Tanning Salon Chain Adopts Fingerprint Biometrics For Card Payments

Scantily clad tanning-salon customers need not even bring a wallet to pay at Zoom Tan Inc., which recently began using fingerprint biometrics to authenticate customers' credit and debit card payments.

The Naples, Fla.-based chain of 27 privately owned tanning salons in Florida and New York this year integrated its payment system with biometric technology from Redwood City, Calif.-based DigitalPersona Inc. The system now enables customers to opt to pay with previously registered credit or debit card simply by touching their finger on a reader at the salon.

The technology adds "a great deal of efficiency" to the firm's salons, which typically have only one staff member, Scott Bogdan, Zoom Tan director of operations, tells PaymentsSource. The firm also does not accept cash or checks.

"By accepting only cards and getting customers to register for biometrics, we save a lot of time and money," he says.

The fingerprint-check system also prevents fraud from friends and family members that might try to use a customer's prepaid tanning membership, Bogdan suggests.

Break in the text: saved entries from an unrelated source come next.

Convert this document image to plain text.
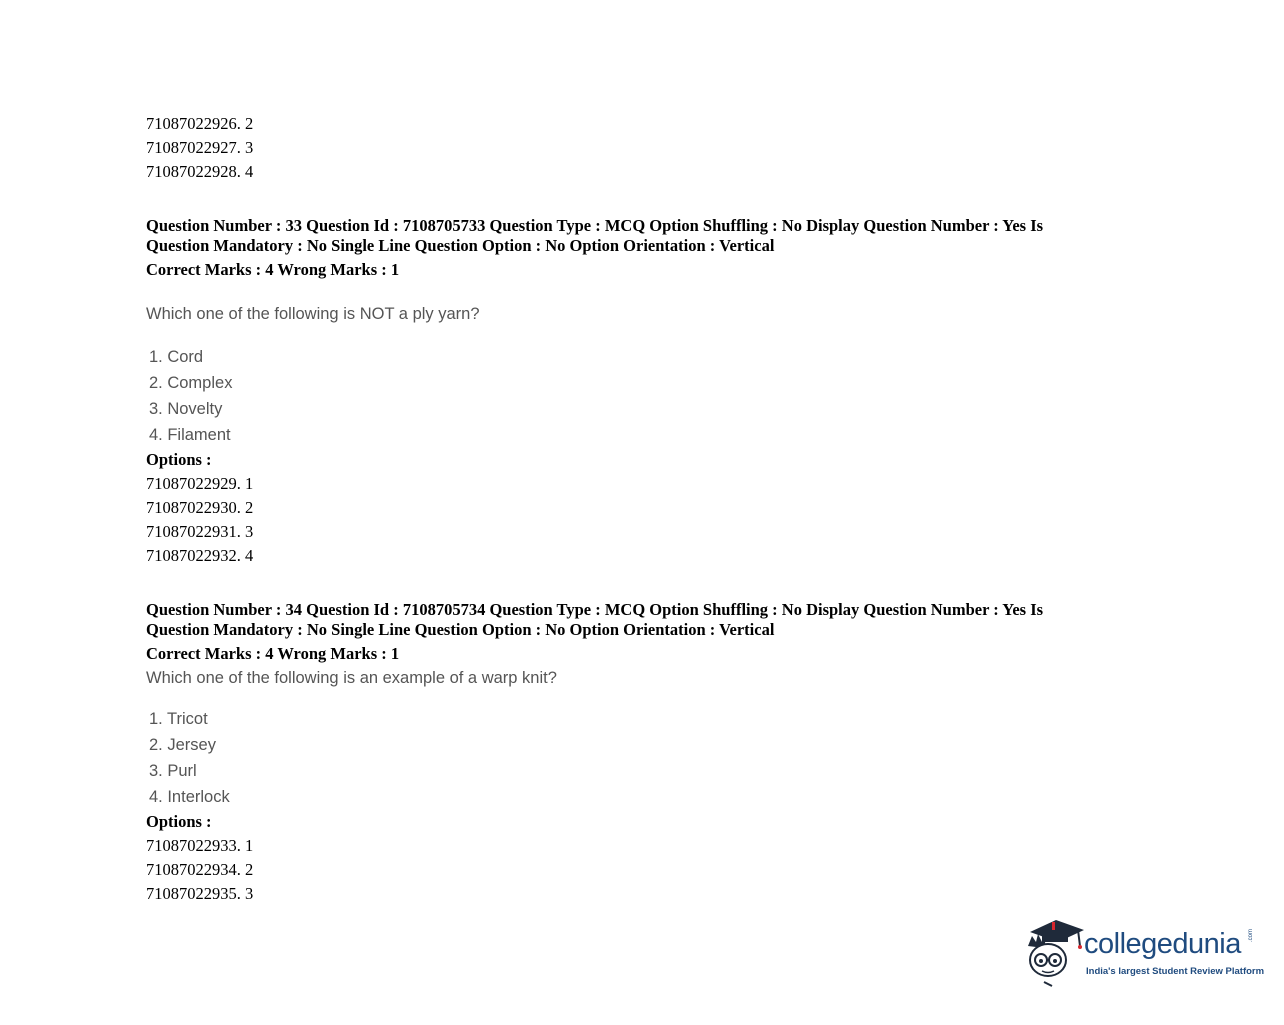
71087022926. 2
71087022927. 3
71087022928. 4
Question Number : 33 Question Id : 7108705733 Question Type : MCQ Option Shuffling : No Display Question Number : Yes Is
Question Mandatory : No Single Line Question Option : No Option Orientation : Vertical
Correct Marks : 4 Wrong Marks : 1
Which one of the following is NOT a ply yarn?
1. Cord
2. Complex
3. Novelty
4. Filament
Options :
71087022929. 1
71087022930. 2
71087022931. 3
71087022932. 4
Question Number : 34 Question Id : 7108705734 Question Type : MCQ Option Shuffling : No Display Question Number : Yes Is
Question Mandatory : No Single Line Question Option : No Option Orientation : Vertical
Correct Marks : 4 Wrong Marks : 1
Which one of the following is an example of a warp knit?
1. Tricot
2. Jersey
3. Purl
4. Interlock
Options :
71087022933. 1
71087022934. 2
71087022935. 3
collegedunia .com
India's largest Student Review Platform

Zoom Tan pays a card-not-present rate to its acquirer to process the transactions, Bogdan says. Card data are encrypted so the information is never exposed, he adds.

Customers are not required to register their fingerprints, but "once they understand how it works, a light bulb goes off and they realize it's a lot easier than getting their card out every time they come for a tan," he says.

DigitalPersona's technology captures an image of a customer's fingerprint, extracting "40-50 unique features," then encrypts it and stores it as a template used to match against the customer's actual finger on a point-of-sale reader, the firm says.

Zoom Tan's use of the fingerprint technology suggests biometrics for payments is not altogether dead.

Despite much early buzz, biometrics failed to take off as hoped, and industry interest waned after the 2007 bankruptcy of Solidus Networks Inc., which did business as Pay By Touch, a San Francisco-based startup that had raised $300 million and grabbed headlines in the biometric payments processing industry (see story).

DigitalPersona for years has strived to develop interest in biometrics at the retail level.

One of its largest implementations is Mexico's Banco Azteca, which widely uses biometric technology for authenticating employees' and customers' identities for account access, he says (see story).

Hundreds of restaurants and fast-food operators use DigitalPersona's biometric technology to verify employees' identities when punching in for their shifts and to gain access to computers and cash registers, he says.

And supermarket chain Meijer Inc. requires fingerprint verification through DigitalPersona technology for customers cashing checks, he says.

The firm now believes fresh interest is brewing in biometrics for point-of-sale applications.

"Everyone is talking about mobile payments, but biometrics serve some of the same purposes," Gary Oberman, DigitalPersona business development director, tells PaymentsSource. "It's secure, it's fast and biometrics could even play a role in securing mobile payments," he says, without disclosing details.

DigitalPersona is in talks with a major national merchant that plans to adopt the fingerprint-verification service in its stores for customers purchasing certain high-end equipment, Oberman says.

"We have every reason to expect to see more use of biometrics at the point of sale as merchants begin taking another look at the security and convenience factor it provides for payments," he says.